One of its functions is to find and identify devices on the network so they can be presented in the Velop app. Each node makes tens to hundreds of PTR requests every minute to the network's DNS server. Normally this traffic would not be visible because it would be handled by the router's DNS server.
Pi-hole can be configured in different ways but one common approach is to ammend the router's DHCP to stop using the router for DNS and switch to using Pi-hole for DNS. Another common approach is to disable the router's DHCP entirely and enable Pi-hole's DHCP to replace it. This way Pi-hole always presents itself as the DNS server.
Either way, with Pi-hole as the DNS server, Pi-hole users will now see all the Velop PTR traffic. These swamp the Query Log and graphs and make them difficult to use for other devices on the network.
One way to deal with this would be to make the Velop nodes revert to using the original router for DNS. However, on checking, it may be the case that the network settings cannot be edited and are fixed as DHCP.
If Pi-hole is the DHCP server there is a way to make it tell just the Velop nodes to use the original router for DNS, while everything else continues to use Pi-hole as normal. This was mentioned by @yubiuser and there is an external template for it by another user.
I've tested this with a friend who has these Velop mesh nodes and it has fixed the problem. They are no longer sending PTR requests to Pi-hole. They continue to find and show devices on the network, and features like parental control continue to work. All other devices continue to use Pi-hole as normal.
Use Pi-hole's Dashboard graph to identify how many nodes are flooding it with PTR queries. Find these nodes in Tools > Network and make a note of their MAC addresses. You will probably find that the Velop parent node is not sending PTR requests, it is just the child nodes.
So if you have, eg, 4 Velop nodes, 1 is set as parent and the other 3 are child nodes, you would only need to configure those 3 nodes in the next section.
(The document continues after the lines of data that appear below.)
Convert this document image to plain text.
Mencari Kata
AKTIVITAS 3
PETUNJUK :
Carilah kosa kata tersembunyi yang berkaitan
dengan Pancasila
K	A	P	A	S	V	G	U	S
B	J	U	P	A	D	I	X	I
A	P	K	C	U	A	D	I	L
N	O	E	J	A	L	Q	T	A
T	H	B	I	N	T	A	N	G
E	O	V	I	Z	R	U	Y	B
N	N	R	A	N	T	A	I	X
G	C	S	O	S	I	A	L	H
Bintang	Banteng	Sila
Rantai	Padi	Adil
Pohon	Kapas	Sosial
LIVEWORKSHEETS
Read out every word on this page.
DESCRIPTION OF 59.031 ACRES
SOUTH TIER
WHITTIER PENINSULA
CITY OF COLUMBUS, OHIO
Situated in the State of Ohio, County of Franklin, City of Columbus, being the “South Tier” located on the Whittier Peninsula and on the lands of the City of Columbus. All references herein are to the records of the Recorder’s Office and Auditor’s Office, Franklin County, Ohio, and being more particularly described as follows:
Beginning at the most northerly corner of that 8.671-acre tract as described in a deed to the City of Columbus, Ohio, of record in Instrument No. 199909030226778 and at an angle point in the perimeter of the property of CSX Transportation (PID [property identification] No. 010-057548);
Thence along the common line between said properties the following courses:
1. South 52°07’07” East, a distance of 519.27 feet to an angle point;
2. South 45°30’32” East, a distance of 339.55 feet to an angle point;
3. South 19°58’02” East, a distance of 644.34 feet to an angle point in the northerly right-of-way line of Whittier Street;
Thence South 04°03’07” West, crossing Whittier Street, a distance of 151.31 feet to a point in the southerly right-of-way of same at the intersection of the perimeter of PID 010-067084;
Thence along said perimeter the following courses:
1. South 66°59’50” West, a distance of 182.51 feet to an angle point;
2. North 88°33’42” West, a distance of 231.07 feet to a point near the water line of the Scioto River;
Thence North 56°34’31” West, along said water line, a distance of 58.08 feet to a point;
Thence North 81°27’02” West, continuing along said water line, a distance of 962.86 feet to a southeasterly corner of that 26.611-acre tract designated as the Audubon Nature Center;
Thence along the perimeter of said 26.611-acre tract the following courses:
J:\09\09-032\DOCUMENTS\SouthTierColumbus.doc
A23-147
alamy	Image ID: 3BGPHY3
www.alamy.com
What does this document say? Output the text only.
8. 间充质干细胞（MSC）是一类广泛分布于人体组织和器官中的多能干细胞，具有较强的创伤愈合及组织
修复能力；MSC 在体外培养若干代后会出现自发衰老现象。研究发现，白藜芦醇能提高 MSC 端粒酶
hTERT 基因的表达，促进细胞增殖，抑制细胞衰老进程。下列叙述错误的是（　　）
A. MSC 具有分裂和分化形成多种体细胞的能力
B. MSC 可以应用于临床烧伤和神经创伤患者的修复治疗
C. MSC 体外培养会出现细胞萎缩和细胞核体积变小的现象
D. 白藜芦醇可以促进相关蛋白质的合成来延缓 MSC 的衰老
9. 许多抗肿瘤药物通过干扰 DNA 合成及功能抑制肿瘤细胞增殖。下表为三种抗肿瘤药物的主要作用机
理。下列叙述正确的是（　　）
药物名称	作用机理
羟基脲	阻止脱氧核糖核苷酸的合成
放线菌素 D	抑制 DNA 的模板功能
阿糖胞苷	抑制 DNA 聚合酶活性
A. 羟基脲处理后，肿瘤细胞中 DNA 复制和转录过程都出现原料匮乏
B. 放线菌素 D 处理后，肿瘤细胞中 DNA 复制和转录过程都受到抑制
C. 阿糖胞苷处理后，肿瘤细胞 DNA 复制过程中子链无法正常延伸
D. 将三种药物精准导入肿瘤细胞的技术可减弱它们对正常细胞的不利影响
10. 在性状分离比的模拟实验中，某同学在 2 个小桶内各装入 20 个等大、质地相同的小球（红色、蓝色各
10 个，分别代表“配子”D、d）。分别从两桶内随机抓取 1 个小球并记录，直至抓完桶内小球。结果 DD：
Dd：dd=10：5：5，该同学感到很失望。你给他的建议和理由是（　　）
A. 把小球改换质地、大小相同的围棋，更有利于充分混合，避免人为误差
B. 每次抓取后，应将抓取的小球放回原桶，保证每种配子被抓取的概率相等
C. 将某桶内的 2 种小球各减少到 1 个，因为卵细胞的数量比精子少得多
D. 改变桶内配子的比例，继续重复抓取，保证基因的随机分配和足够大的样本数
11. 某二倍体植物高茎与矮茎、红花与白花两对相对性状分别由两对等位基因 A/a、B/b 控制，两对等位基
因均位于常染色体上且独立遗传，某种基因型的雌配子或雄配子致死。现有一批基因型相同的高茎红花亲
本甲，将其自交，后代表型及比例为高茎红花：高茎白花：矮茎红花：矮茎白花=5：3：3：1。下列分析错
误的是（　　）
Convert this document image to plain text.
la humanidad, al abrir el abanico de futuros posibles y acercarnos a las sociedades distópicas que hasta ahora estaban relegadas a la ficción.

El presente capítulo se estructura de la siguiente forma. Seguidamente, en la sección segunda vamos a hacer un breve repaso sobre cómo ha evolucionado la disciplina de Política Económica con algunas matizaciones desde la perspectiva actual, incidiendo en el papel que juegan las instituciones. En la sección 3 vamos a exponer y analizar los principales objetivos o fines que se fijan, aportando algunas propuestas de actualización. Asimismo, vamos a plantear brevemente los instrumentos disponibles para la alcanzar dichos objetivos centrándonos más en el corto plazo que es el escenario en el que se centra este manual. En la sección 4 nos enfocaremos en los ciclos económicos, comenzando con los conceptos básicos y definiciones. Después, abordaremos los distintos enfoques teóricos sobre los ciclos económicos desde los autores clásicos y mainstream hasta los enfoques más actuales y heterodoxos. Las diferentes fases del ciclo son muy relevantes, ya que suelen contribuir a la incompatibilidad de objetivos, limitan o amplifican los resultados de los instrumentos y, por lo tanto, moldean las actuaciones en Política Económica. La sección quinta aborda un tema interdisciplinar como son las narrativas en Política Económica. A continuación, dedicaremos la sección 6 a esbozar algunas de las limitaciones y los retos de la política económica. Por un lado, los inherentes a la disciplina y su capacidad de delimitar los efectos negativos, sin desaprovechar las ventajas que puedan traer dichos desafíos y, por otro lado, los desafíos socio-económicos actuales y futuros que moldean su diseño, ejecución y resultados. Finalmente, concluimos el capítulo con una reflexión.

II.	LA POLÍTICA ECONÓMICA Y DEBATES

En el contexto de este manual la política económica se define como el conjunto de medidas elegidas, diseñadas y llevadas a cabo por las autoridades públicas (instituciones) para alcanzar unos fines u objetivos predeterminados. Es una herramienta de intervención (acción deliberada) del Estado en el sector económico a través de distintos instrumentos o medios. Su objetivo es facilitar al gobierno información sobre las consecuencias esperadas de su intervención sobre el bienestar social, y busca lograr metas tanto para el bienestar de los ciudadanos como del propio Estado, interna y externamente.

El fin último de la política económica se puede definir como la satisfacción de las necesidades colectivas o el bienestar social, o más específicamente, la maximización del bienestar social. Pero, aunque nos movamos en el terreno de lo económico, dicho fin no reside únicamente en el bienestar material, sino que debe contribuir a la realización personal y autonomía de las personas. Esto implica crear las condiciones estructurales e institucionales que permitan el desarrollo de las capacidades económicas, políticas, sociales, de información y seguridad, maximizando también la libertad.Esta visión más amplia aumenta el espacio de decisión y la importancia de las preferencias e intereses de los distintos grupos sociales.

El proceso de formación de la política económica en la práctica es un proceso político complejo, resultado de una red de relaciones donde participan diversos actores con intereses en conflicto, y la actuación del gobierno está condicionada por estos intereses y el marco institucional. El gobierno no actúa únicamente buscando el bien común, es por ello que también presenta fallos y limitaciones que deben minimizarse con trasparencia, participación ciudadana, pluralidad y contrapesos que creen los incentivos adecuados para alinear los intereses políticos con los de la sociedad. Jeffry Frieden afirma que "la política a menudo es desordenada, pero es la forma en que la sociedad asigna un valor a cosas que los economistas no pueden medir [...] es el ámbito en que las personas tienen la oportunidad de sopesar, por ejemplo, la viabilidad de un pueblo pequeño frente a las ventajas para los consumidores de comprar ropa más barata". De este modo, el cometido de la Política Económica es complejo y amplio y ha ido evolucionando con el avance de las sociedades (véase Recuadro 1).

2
This is my friend's graph and you can see the 3 child nodes dominating the graph.
Create bypass config
Log into the Pi-hole terminal and edit a new dnsmasq config file:
sudo nano /etc/dnsmasq.d/90-bypass.conf
Paste in the text
# Send Velop DNS to router rather than Pi-hole # The config below is for 3 Velop nodes # Copy and paste the Velop node sections to add more # or delete unwanted sections for fewer # Define router (replace xxx's with IP address of original router) dhcp-option=tag:router,6,xxx.xxx.xxx.xxx # Velop node 1 (replace XX's with node's MAC address dhcp-host=XX:XX:XX:XX:XX:XX,set:router # Velop node 2 (replace XX's with node's MAC address dhcp-host=XX:XX:XX:XX:XX:XX,set:router # Velop node 3 (replace XX's with node's MAC address dhcp-host=XX:XX:XX:XX:XX:XX,set:router
Edit the text and replace the xxx's with the original router's IP address. Replace the XX's with the MAC addresses of the Velop nodes that are sending PTR requests, identified in the previous step. If you have more than 3 nodes doing this, copy and paste the Velop sections to add more. If you have fewer then delete the unwanted sections. Each section should have a valid MAC address.
Save the file and quit nano.
Activate new config
Reboot the Pi-hole. This is a simple way to make sure the changes have definitely taken and are working across reboots.
Finally, reboot all the Velop nodes. This forces them to reconfigure the mesh. When they come back up and do a DHCP request, the Pi-hole will answer and give them the address of the original router for DNS. Everything else on the network, including devices attached to the nodes, will continue to use Pi-hole for DNS.
Observe the graph and Query Log and you will see the nodes are no longer flooding them with queries, as these are now going to the router's DNS to deal with. You can see that at the end of the above graph. Here's an image of it hours later looking much better. Once the busy part of the graph has scrolled off the left side the graph scale will adjust back to normal.
Any other Velop functions used prior to the change, such as Parental Control, will continue to work after the change.
Revert if ever needed
Log into the Pi-hole terminal and delete the config file
sudo rm /etc/dnsmasq.d/90-bypass.conf
Reboot the Pi-hole and once it's back up reboot the Velop nodes. They will revert to using Pi-hole for DNS.